Wir haben einen langjährigen Pädagogen gefragt, der inzwischen als ordentlicher Professor für Angewandte Wirtschaftsethik und Nachhaltigkeit mit dem Schwerpunkt Entrepreneurship an der Fachhochschule des Mittelstandes (Baltic College in Schwerin) lehrt, ob es bei den Business-Ideen, die ihm vorgestellt werden, genderspezifische Ausrichtungen gibt.

Herr Professor Hasenclever, aus Ihrer Erfahrung als langjähriger Pädagoge: Gibt es nun eigentlich ein Technik-Gen?

An dem alten Spruch „Männer sind in Problemfällen im Zweifelsfalle lösungsorientiert. Frauen suchen Solidarität, das heißt Kommunikation,“ ist wohl gesellschaftsbedingt immer noch etwas dran. Aber nein, es gibt natürlich kein Technikgen.

Technisch orientierte Studierende sind allerdings – so meine Erfahrung – an konkreten Aufgaben und an Dingen interessiert und weniger an Kommunikation und Organisation.
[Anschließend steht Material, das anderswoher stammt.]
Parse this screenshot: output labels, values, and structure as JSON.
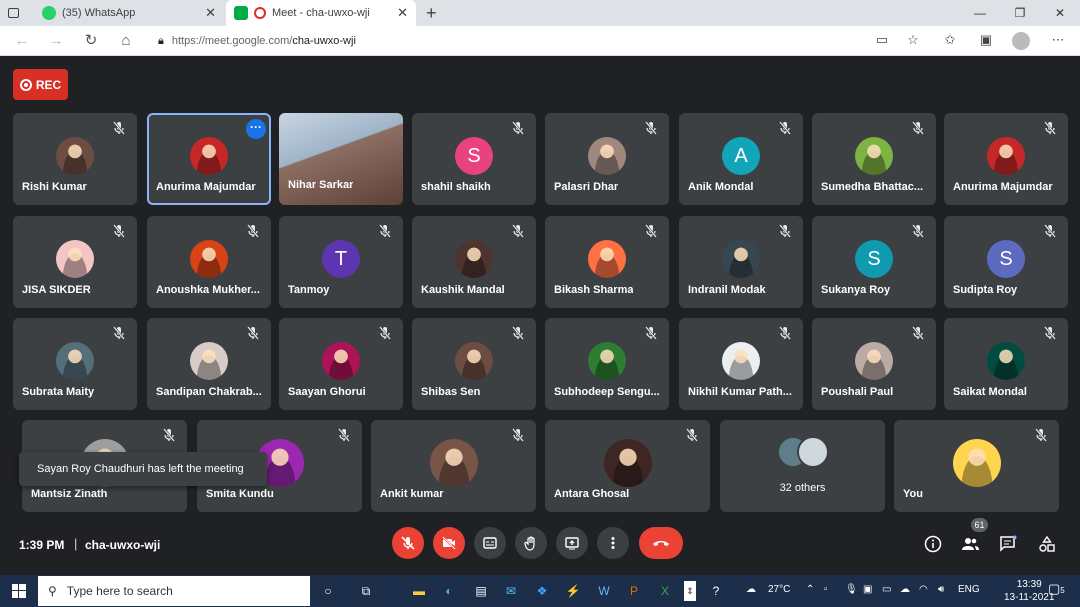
{
  "browser": {
    "tabs": [
      {
        "title": "(35) WhatsApp"
      },
      {
        "title": "Meet - cha-uwxo-wji"
      }
    ],
    "url_prefix": "https://meet.google.com/",
    "url_path": "cha-uwxo-wji"
  },
  "meet": {
    "rec_label": "REC",
    "tiles": [
      {
        "name": "Rishi Kumar",
        "avatar": "photo",
        "color": "#6d4c41"
      },
      {
        "name": "Anurima Majumdar",
        "avatar": "photo",
        "color": "#c62828",
        "selected": true
      },
      {
        "name": "Nihar Sarkar",
        "avatar": "video",
        "color": "#8d6e63"
      },
      {
        "name": "shahil shaikh",
        "avatar": "S",
        "color": "#e8437f"
      },
      {
        "name": "Palasri Dhar",
        "avatar": "photo",
        "color": "#a1887f"
      },
      {
        "name": "Anik Mondal",
        "avatar": "A",
        "color": "#12a4b8"
      },
      {
        "name": "Sumedha Bhattac...",
        "avatar": "photo",
        "color": "#7cb342"
      },
      {
        "name": "Anurima Majumdar",
        "avatar": "photo",
        "color": "#c62828"
      },
      {
        "name": "JISA SIKDER",
        "avatar": "photo",
        "color": "#f3c5c5"
      },
      {
        "name": "Anoushka Mukher...",
        "avatar": "photo",
        "color": "#d84315"
      },
      {
        "name": "Tanmoy",
        "avatar": "T",
        "color": "#5e35b1"
      },
      {
        "name": "Kaushik Mandal",
        "avatar": "photo",
        "color": "#4e342e"
      },
      {
        "name": "Bikash Sharma",
        "avatar": "photo",
        "color": "#ff7043"
      },
      {
        "name": "Indranil Modak",
        "avatar": "photo",
        "color": "#37474f"
      },
      {
        "name": "Sukanya Roy",
        "avatar": "S",
        "color": "#0f9ab0"
      },
      {
        "name": "Sudipta Roy",
        "avatar": "S",
        "color": "#5c6bc0"
      },
      {
        "name": "Subrata Maity",
        "avatar": "photo",
        "color": "#546e7a"
      },
      {
        "name": "Sandipan Chakrab...",
        "avatar": "photo",
        "color": "#d7ccc8"
      },
      {
        "name": "Saayan Ghorui",
        "avatar": "photo",
        "color": "#ad1457"
      },
      {
        "name": "Shibas Sen",
        "avatar": "photo",
        "color": "#6d4c41"
      },
      {
        "name": "Subhodeep Sengu...",
        "avatar": "photo",
        "color": "#2e7d32"
      },
      {
        "name": "Nikhil Kumar Path...",
        "avatar": "photo",
        "color": "#eceff1"
      },
      {
        "name": "Poushali Paul",
        "avatar": "photo",
        "color": "#bcaaa4"
      },
      {
        "name": "Saikat Mondal",
        "avatar": "photo",
        "color": "#004d40"
      },
      {
        "name": "Mantsiz Zinath",
        "avatar": "photo",
        "color": "#9e9e9e"
      },
      {
        "name": "Smita Kundu",
        "avatar": "photo",
        "color": "#9c27b0"
      },
      {
        "name": "Ankit kumar",
        "avatar": "photo",
        "color": "#795548"
      },
      {
        "name": "Antara Ghosal",
        "avatar": "photo",
        "color": "#3e2723"
      },
      {
        "name": "32 others",
        "avatar": "group",
        "color": "#607d8b"
      },
      {
        "name": "You",
        "avatar": "photo",
        "color": "#ffd54f"
      }
    ],
    "toast": "Sayan Roy Chaudhuri has left the meeting",
    "time": "1:39 PM",
    "meeting_code": "cha-uwxo-wji",
    "participants_count": "61"
  },
  "taskbar": {
    "search_placeholder": "Type here to search",
    "weather": "27°C",
    "lang": "ENG",
    "time": "13:39",
    "date": "13-11-2021",
    "notif_count": "5"
  }
}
Oft haben sie auch einen ausgeprägten technologisch-orientierten Spieltrieb. Andere haben eher einen kommunikativen, situationsorientierten Ansatz bei ihren Planungen.

Das heißt, es gibt eher typisch männliche und eher typisch weibliche Verhaltensweisen?

Verhalten bewerten wir nach unseren Wahrnehmungen. In den tradierten Rollen gelten Männer als emotionskontrolliert, durchsetzungsstark, zielstrebig und ehrgeizig, Frauen eher als sicherheitsbedürftig, emotional, sozial orientiert und intuitiv.

Merkwürdigerweise wird oft gerade in der Wirtschaft bei gleichem Verhalten zwischen Männern und Frauen völlig unterschiedlich geurteilt: Ein Mann, der auf seiner Ansicht besteht, gilt als konsequent, eine Frau, die darauf besteht, als penetrant. Sensibilität wird bei Frauen geschätzt, sensible Männer gelten manchmal sogar als Memmen oder man hält sie für eher nicht belastbar.

Überraschenderweise sehen auch junge Frauen dies vielfach in ihrer Selbstwahrnehmung so, was nicht heißen soll, dass Frauen kein Selbstbewusstsein hätten, im Gegenteil. Aber so kommen schon Unterschiede in der Verhaltensausprägung zustande.

Als Professor für angewandte Wirtschaftsethik und Nachhaltigkeit mit dem Schwerpunkt Entrepreneurship, sehen sie einen Unterschied zwischen männlichen oder weiblichen Ideen?

In der Tat habe ich den Eindruck, dass Studentinnen vorwiegend an Dienstleistungen und an Kommunikation orientierte Ideen entwickeln, was nicht heißen soll, dass IT- oder andere technische Ansätze nicht dabei sind.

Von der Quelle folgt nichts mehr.